On the heels of indie dev community’s collective hand-wringing over the commoditization of iOS app development (well-summarized in Marco Arment’s App Rot post), I thought I’d strike a different tone.
This is a good thing.
Understanding why requires a bit of background: in 2003 I started Mesa Dynamics, and began to release shareware for the Mac. My titles were varied, but I had the good fortune of finding niches that allowed me to earn a respectable income. Not that I could really live off my sales— I had to supplement my earnings with consulting work—but in the 10 year lifespan of the business I probably sold about $250K worth of licenses.
The best part of being an indie dev though, was the independence. Working by myself on my own ideas was amazingly liberating. I could spend hours tweaking a few pixels. Or days implementing a feature that nobody had asked for.
In hindsight it was a lonely affair, but I could do anything I wanted. I could be productive. Or not. I could reply to a customer. Or not. I could spend a whole day designing logos. Or not.

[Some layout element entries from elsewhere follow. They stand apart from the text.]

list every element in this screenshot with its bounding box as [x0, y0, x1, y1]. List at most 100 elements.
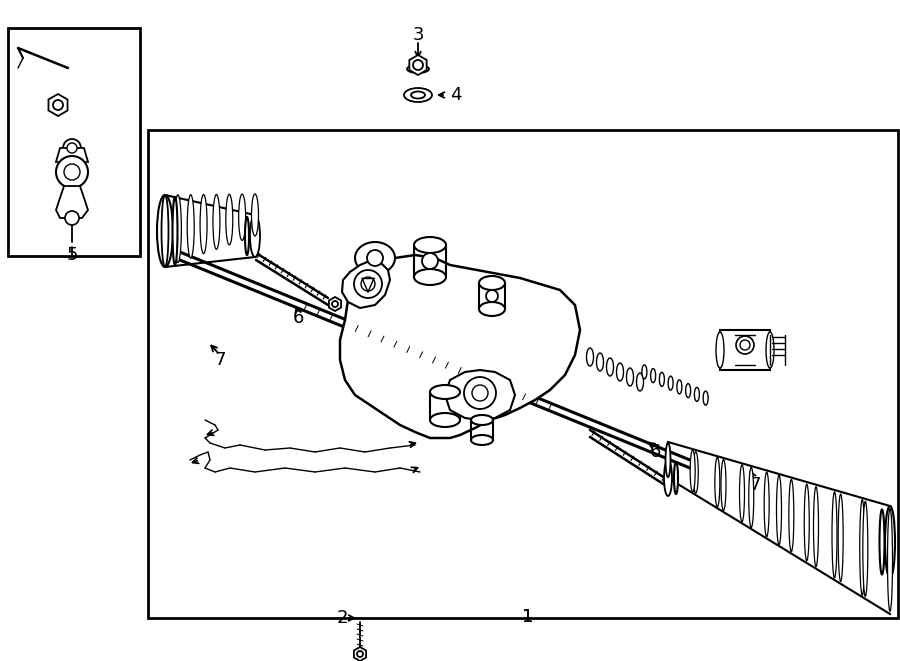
Circle shape [67, 143, 77, 153]
Ellipse shape [660, 372, 664, 387]
Text: 6: 6 [649, 443, 661, 461]
Ellipse shape [407, 65, 429, 73]
Ellipse shape [471, 435, 493, 445]
Circle shape [472, 385, 488, 401]
Ellipse shape [414, 237, 446, 253]
Ellipse shape [721, 459, 726, 510]
Ellipse shape [479, 276, 505, 290]
Ellipse shape [740, 465, 744, 522]
Text: 6: 6 [292, 309, 303, 327]
Ellipse shape [173, 197, 177, 265]
Ellipse shape [887, 509, 893, 611]
Circle shape [53, 100, 63, 110]
Ellipse shape [597, 353, 604, 371]
Ellipse shape [355, 242, 395, 274]
Ellipse shape [616, 363, 624, 381]
Ellipse shape [245, 217, 249, 255]
Polygon shape [328, 297, 341, 311]
Text: 5: 5 [67, 246, 77, 264]
Ellipse shape [879, 510, 885, 574]
Bar [148, 130, 898, 618]
Ellipse shape [651, 369, 655, 383]
Circle shape [361, 277, 375, 291]
Ellipse shape [677, 380, 682, 394]
Circle shape [65, 211, 79, 225]
Circle shape [64, 164, 80, 180]
Ellipse shape [411, 91, 425, 98]
Ellipse shape [690, 450, 695, 492]
Polygon shape [49, 94, 68, 116]
Ellipse shape [838, 494, 843, 582]
Circle shape [354, 270, 382, 298]
Ellipse shape [404, 88, 432, 102]
Polygon shape [445, 370, 515, 420]
Ellipse shape [238, 194, 246, 241]
Polygon shape [56, 148, 88, 162]
Circle shape [63, 139, 81, 157]
Ellipse shape [587, 348, 593, 366]
Text: 7: 7 [749, 476, 760, 494]
Circle shape [464, 377, 496, 409]
Ellipse shape [788, 479, 794, 552]
Polygon shape [56, 186, 88, 218]
Bar [720, 330, 770, 370]
Text: 1: 1 [522, 608, 534, 626]
Text: 3: 3 [412, 26, 424, 44]
Circle shape [413, 60, 423, 70]
Polygon shape [354, 647, 366, 661]
Ellipse shape [157, 195, 173, 267]
Ellipse shape [766, 332, 774, 368]
Ellipse shape [251, 194, 258, 236]
Ellipse shape [814, 486, 818, 566]
Polygon shape [340, 255, 580, 438]
Ellipse shape [668, 376, 673, 390]
Ellipse shape [805, 484, 809, 561]
Ellipse shape [693, 452, 698, 493]
Ellipse shape [226, 194, 233, 245]
Ellipse shape [665, 443, 670, 477]
Ellipse shape [777, 475, 781, 545]
Ellipse shape [175, 195, 182, 262]
Circle shape [56, 156, 88, 188]
Ellipse shape [430, 413, 460, 427]
Text: 1: 1 [522, 608, 534, 626]
Ellipse shape [695, 387, 699, 401]
Ellipse shape [885, 506, 895, 578]
Ellipse shape [860, 500, 865, 596]
Ellipse shape [636, 373, 644, 391]
Ellipse shape [686, 383, 690, 398]
Circle shape [357, 651, 363, 657]
Circle shape [736, 336, 754, 354]
Polygon shape [410, 55, 427, 75]
Ellipse shape [626, 368, 634, 386]
Text: 7: 7 [214, 351, 226, 369]
Circle shape [367, 250, 383, 266]
Polygon shape [342, 260, 390, 308]
Circle shape [332, 301, 338, 307]
Ellipse shape [749, 467, 754, 527]
Ellipse shape [187, 195, 194, 258]
Circle shape [740, 340, 750, 350]
Ellipse shape [715, 457, 720, 507]
Ellipse shape [161, 195, 168, 267]
Ellipse shape [664, 460, 672, 496]
Bar [8, 28, 140, 256]
Ellipse shape [703, 391, 708, 405]
Text: 4: 4 [450, 86, 462, 104]
Circle shape [422, 253, 438, 269]
Ellipse shape [764, 472, 770, 537]
Ellipse shape [642, 365, 647, 379]
Ellipse shape [430, 385, 460, 399]
Ellipse shape [213, 194, 220, 249]
Ellipse shape [674, 462, 678, 494]
Ellipse shape [200, 194, 207, 254]
Ellipse shape [607, 358, 614, 376]
Ellipse shape [414, 269, 446, 285]
Ellipse shape [471, 415, 493, 425]
Ellipse shape [479, 302, 505, 316]
Ellipse shape [716, 332, 724, 368]
Text: 2: 2 [337, 609, 347, 627]
Circle shape [486, 290, 498, 302]
Ellipse shape [832, 492, 837, 578]
Ellipse shape [250, 215, 260, 257]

And as long as customers paid their shareware fees I could excuse my tangential lapses of focus on “running a business.”
But I wasn’t running a business.
I was being self-indulgent.
And what turned me around, what brought my salvation—which I admit only happened because of my foray into indie development—was to join a startup: a small company purchased one of my titles and I came aboard as CTO.
Only in working with others, where my responsibility was not just to revel in my own whims, but to execute on a roadmap alongside my teammates; only in raising money from investors, where my responsibility was not just to sell some licenses to buy a new development machine, but to build a viable business; only in these things could I prove to myself that I could imagine, build and put product in the hands of millions of users.

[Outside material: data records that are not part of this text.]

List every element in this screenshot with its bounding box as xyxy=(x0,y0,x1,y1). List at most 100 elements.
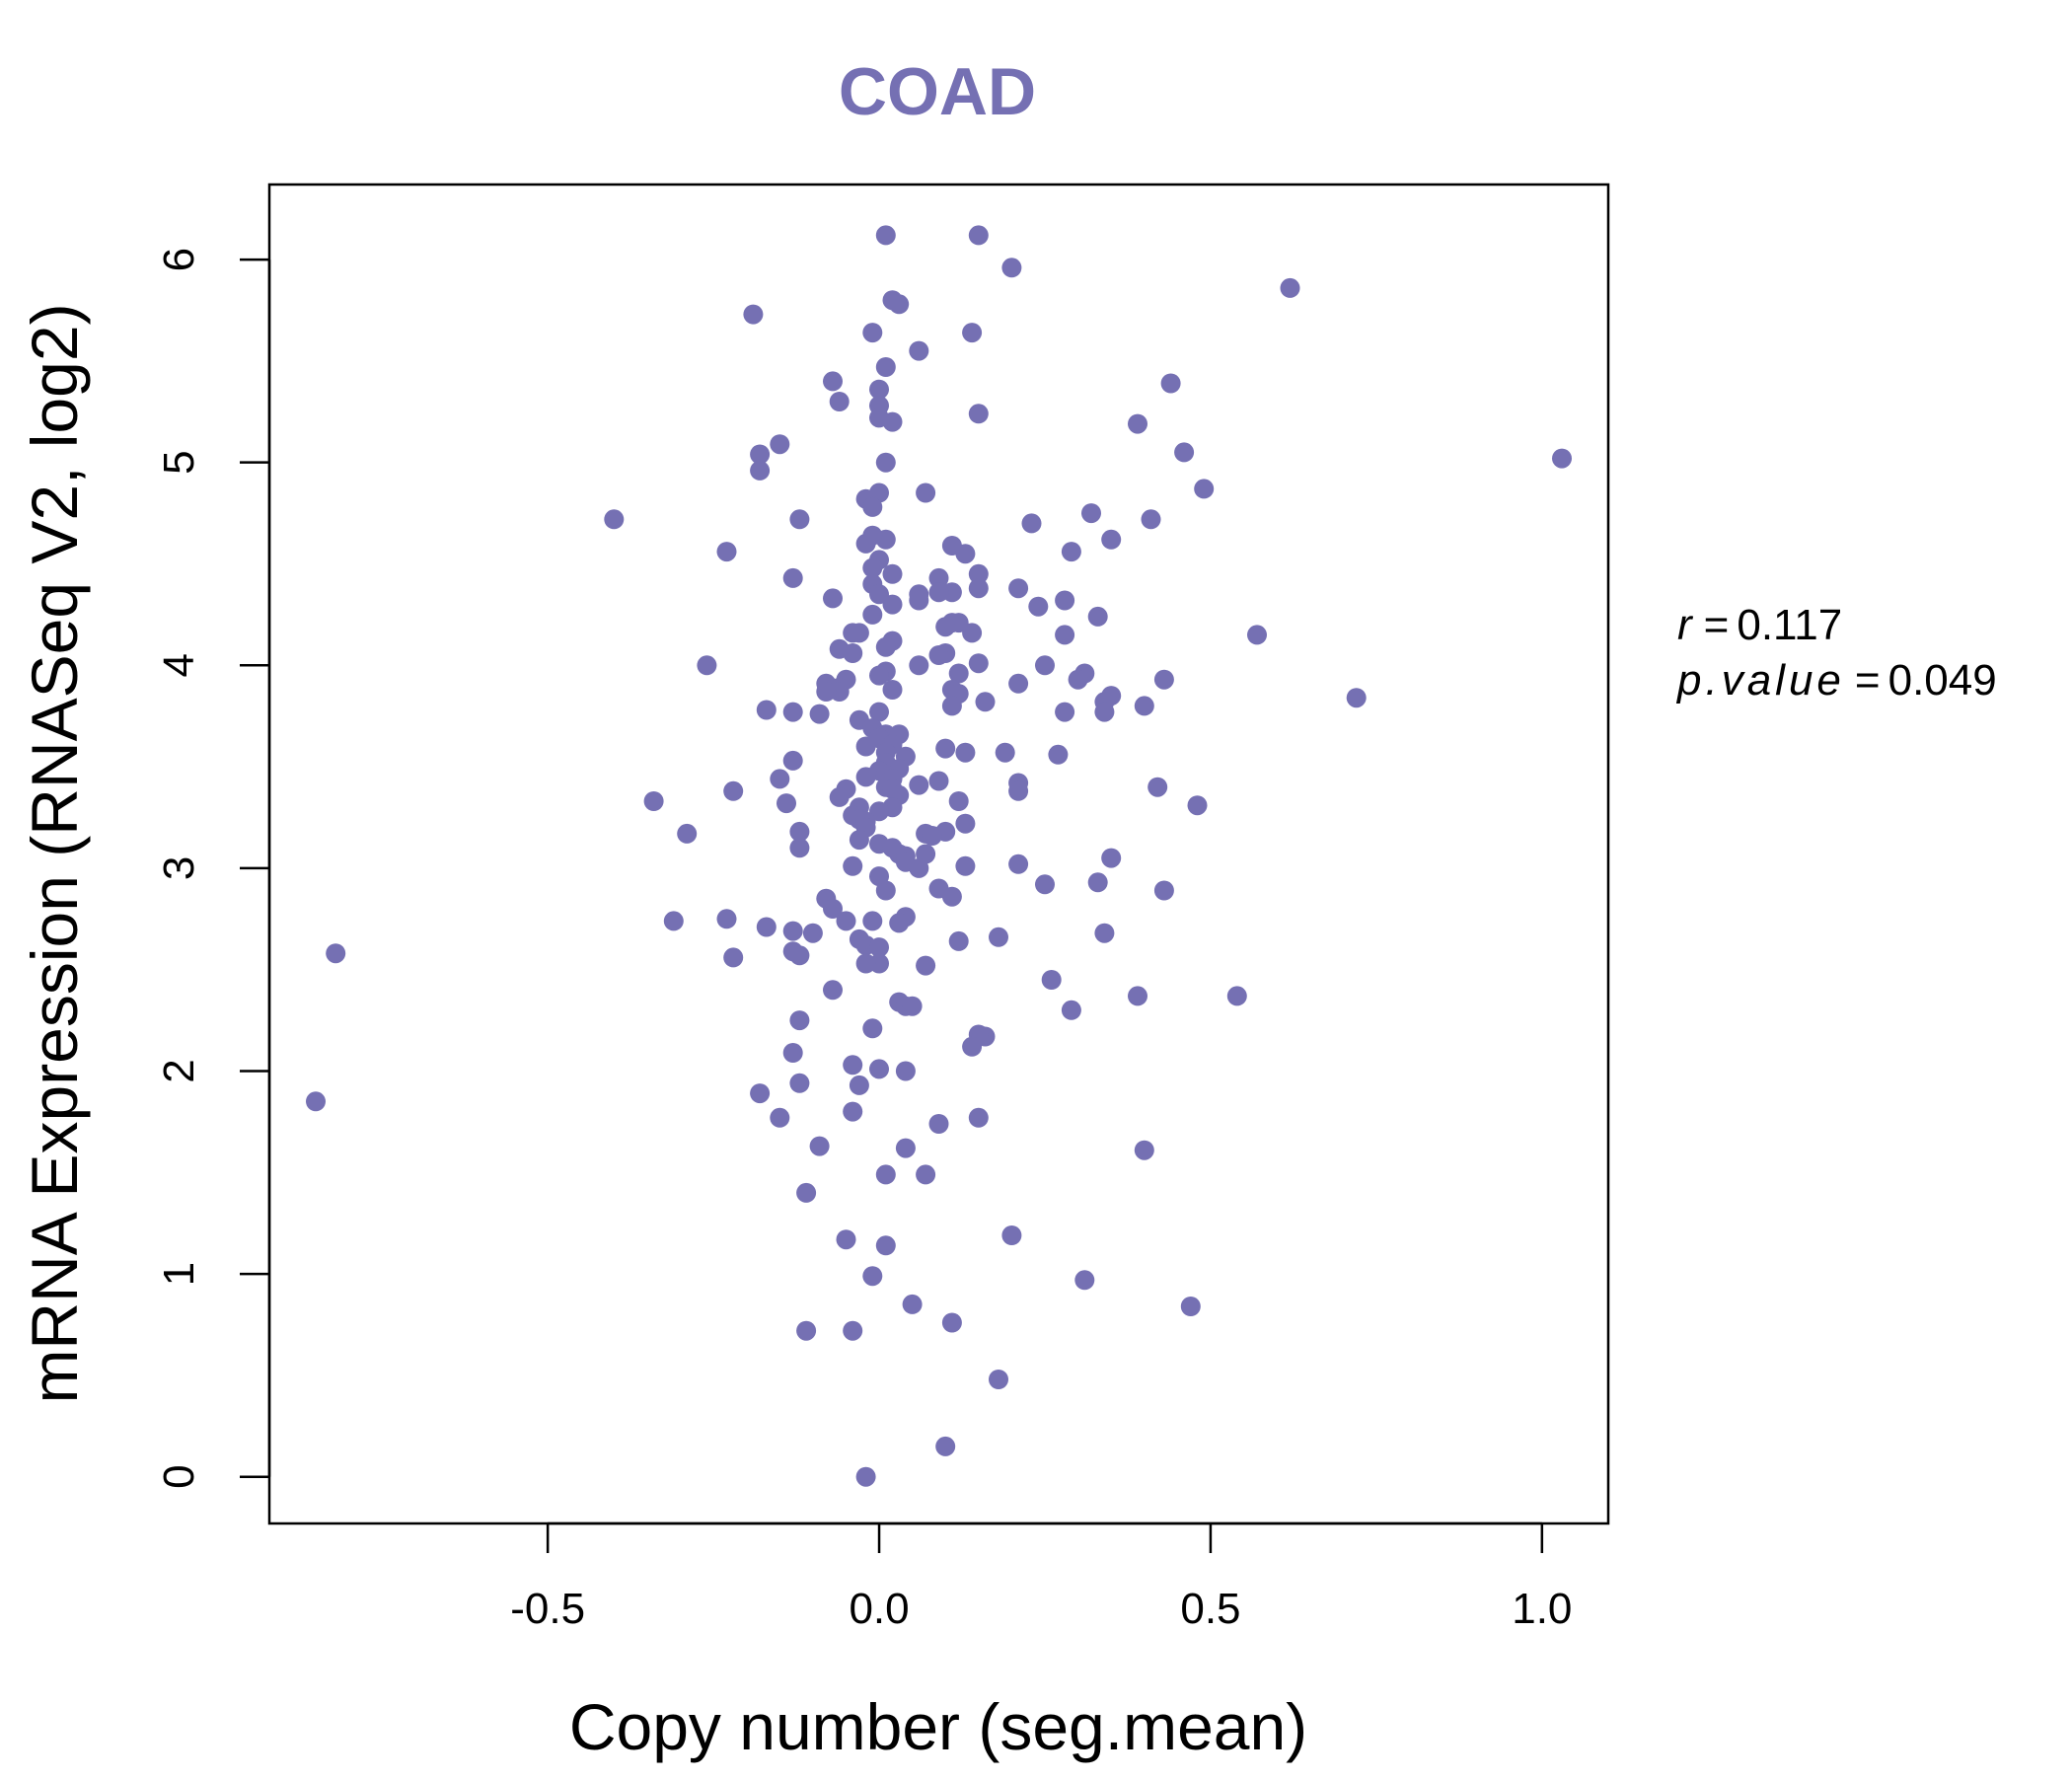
data-point xyxy=(849,623,869,643)
data-point xyxy=(968,225,989,246)
data-point xyxy=(843,643,863,663)
data-point xyxy=(1068,669,1088,690)
data-point xyxy=(968,653,989,674)
data-point xyxy=(989,1370,1008,1389)
data-point xyxy=(948,930,969,951)
data-point xyxy=(1041,970,1062,990)
data-point xyxy=(789,945,810,966)
data-point xyxy=(750,1083,771,1104)
data-point xyxy=(855,953,876,974)
data-point xyxy=(869,1059,889,1079)
data-point xyxy=(1001,258,1022,278)
data-point xyxy=(855,736,876,757)
data-point xyxy=(1226,986,1247,1006)
r-stat: r = 0.117 xyxy=(1677,601,1842,649)
data-point xyxy=(1048,744,1069,765)
data-point xyxy=(1134,696,1154,716)
data-point xyxy=(604,509,625,530)
x-tick-label: 1.0 xyxy=(1512,1585,1572,1633)
x-tick-label: -0.5 xyxy=(510,1585,585,1633)
data-point xyxy=(789,838,810,858)
data-point xyxy=(875,1235,896,1256)
x-axis: -0.5 0.0 0.5 1.0 xyxy=(510,1521,1572,1633)
p-value-value: 0.049 xyxy=(1888,656,1997,705)
data-point xyxy=(1055,625,1075,645)
data-point xyxy=(962,623,983,643)
data-point xyxy=(1153,880,1174,901)
data-point xyxy=(836,1229,856,1250)
data-point xyxy=(816,682,837,702)
data-point xyxy=(750,460,771,481)
data-point xyxy=(750,444,771,465)
data-point xyxy=(869,584,889,605)
data-point xyxy=(777,793,796,814)
data-point xyxy=(1061,542,1081,562)
y-tick-label: 4 xyxy=(155,653,203,677)
data-point xyxy=(1001,1225,1022,1245)
data-point xyxy=(782,702,803,722)
data-point xyxy=(1101,848,1122,868)
y-tick-label: 3 xyxy=(155,856,203,880)
data-point xyxy=(1174,442,1195,463)
data-point xyxy=(849,1075,869,1095)
data-point xyxy=(955,544,976,564)
data-point xyxy=(875,452,896,473)
data-point xyxy=(955,742,976,763)
data-point xyxy=(802,923,823,943)
data-point xyxy=(849,830,869,851)
data-point xyxy=(855,1466,876,1487)
data-point xyxy=(809,704,830,724)
data-point xyxy=(855,533,876,554)
data-point xyxy=(975,692,996,712)
data-point xyxy=(756,700,777,720)
data-point xyxy=(1134,1140,1154,1160)
data-point xyxy=(1087,606,1108,627)
data-point xyxy=(882,680,903,700)
data-point xyxy=(843,1101,863,1122)
data-point xyxy=(875,225,896,246)
r-stat-value: 0.117 xyxy=(1737,601,1842,649)
data-point xyxy=(1061,1000,1081,1020)
data-point xyxy=(922,826,942,846)
data-point xyxy=(1008,853,1029,874)
data-point xyxy=(968,1107,989,1128)
data-point xyxy=(968,563,989,584)
data-point xyxy=(770,769,790,789)
data-point xyxy=(809,1136,830,1156)
data-point xyxy=(916,1164,936,1185)
data-point xyxy=(855,767,876,787)
data-point xyxy=(869,702,889,722)
data-point xyxy=(862,496,883,517)
data-point xyxy=(948,791,969,811)
x-tick-label: 0.0 xyxy=(849,1585,909,1633)
data-point xyxy=(843,1055,863,1076)
data-point xyxy=(789,509,810,530)
data-point xyxy=(843,855,863,876)
data-point xyxy=(909,857,929,878)
data-point xyxy=(1094,702,1115,722)
data-point xyxy=(823,899,843,919)
data-point xyxy=(882,411,903,432)
data-point xyxy=(1028,596,1049,617)
data-point xyxy=(1074,1270,1095,1291)
data-point xyxy=(895,1061,916,1081)
data-point xyxy=(1141,509,1161,530)
chart-title: COAD xyxy=(839,54,1036,129)
data-point xyxy=(869,937,889,958)
correlation-stats: r = 0.117 p.value = 0.049 xyxy=(1675,601,1997,705)
data-point xyxy=(862,323,883,343)
data-point xyxy=(1180,1297,1201,1316)
data-point xyxy=(948,663,969,684)
data-point xyxy=(1035,655,1055,676)
data-point xyxy=(1552,448,1572,469)
data-point xyxy=(962,1036,983,1057)
data-point xyxy=(928,645,949,665)
data-point xyxy=(743,304,764,325)
data-point xyxy=(909,340,929,361)
data-point xyxy=(935,1436,956,1456)
data-point xyxy=(782,921,803,941)
data-point xyxy=(889,294,910,315)
data-point xyxy=(663,911,684,931)
data-point xyxy=(955,813,976,834)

Now maybe you aren’t like me. Maybe you are a most disciplined and most efficiently productive indie dev.
But even so, let’s face it, the only thing that has changed recently is that iOS development is no longer a viable option for a lifestyle business.

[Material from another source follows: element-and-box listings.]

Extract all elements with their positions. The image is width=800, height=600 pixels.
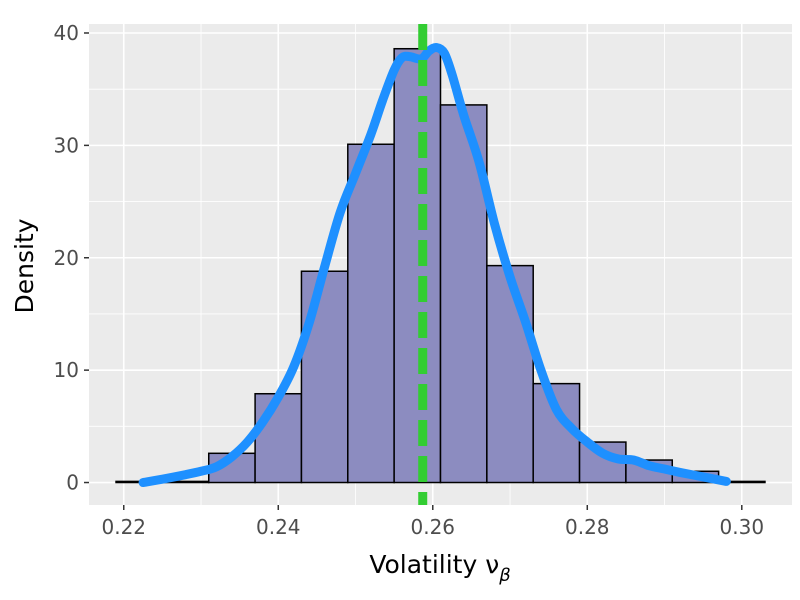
x-tick-label: 0.24 [256,515,301,539]
density-curve [138,43,731,488]
x-tick-label: 0.30 [720,515,765,539]
x-axis-title: Volatility νβ [369,550,510,586]
histogram-bar [393,47,442,484]
y-axis-ticks: 0 10 20 30 40 [54,21,89,495]
histogram-bar [254,392,303,484]
y-axis-title: Density [10,218,39,313]
x-axis-ticks: 0.22 0.24 0.26 0.28 0.30 [101,505,764,539]
histogram-bar [486,264,534,484]
y-tick-label: 0 [66,471,79,495]
histogram-bar [347,143,395,484]
x-tick-label: 0.22 [101,515,146,539]
x-axis-title-subscript: β [498,565,511,586]
x-axis-title-main: Volatility ν [369,550,499,579]
y-tick-label: 10 [54,358,79,382]
density-curve-layer [138,43,731,488]
x-tick-label: 0.26 [411,515,456,539]
y-tick-label: 20 [54,246,79,270]
y-tick-label: 40 [54,21,79,45]
y-tick-label: 30 [54,133,79,157]
histogram-bar [300,270,349,484]
x-tick-label: 0.28 [565,515,610,539]
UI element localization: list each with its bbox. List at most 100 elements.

Your talent, your creativity, your passion for building great software has enormous value.
And that’s why this is a good thing.
This is a huge opportunity for you. An opportunity to meet people, to find a partner, to build a team, to pitch your ideas, to look for funding.
You have a chance to show the world you can start a real business.
Trust me. There are thousands upon thousands of startups that don’t have your skills. And you have a finely honed edge.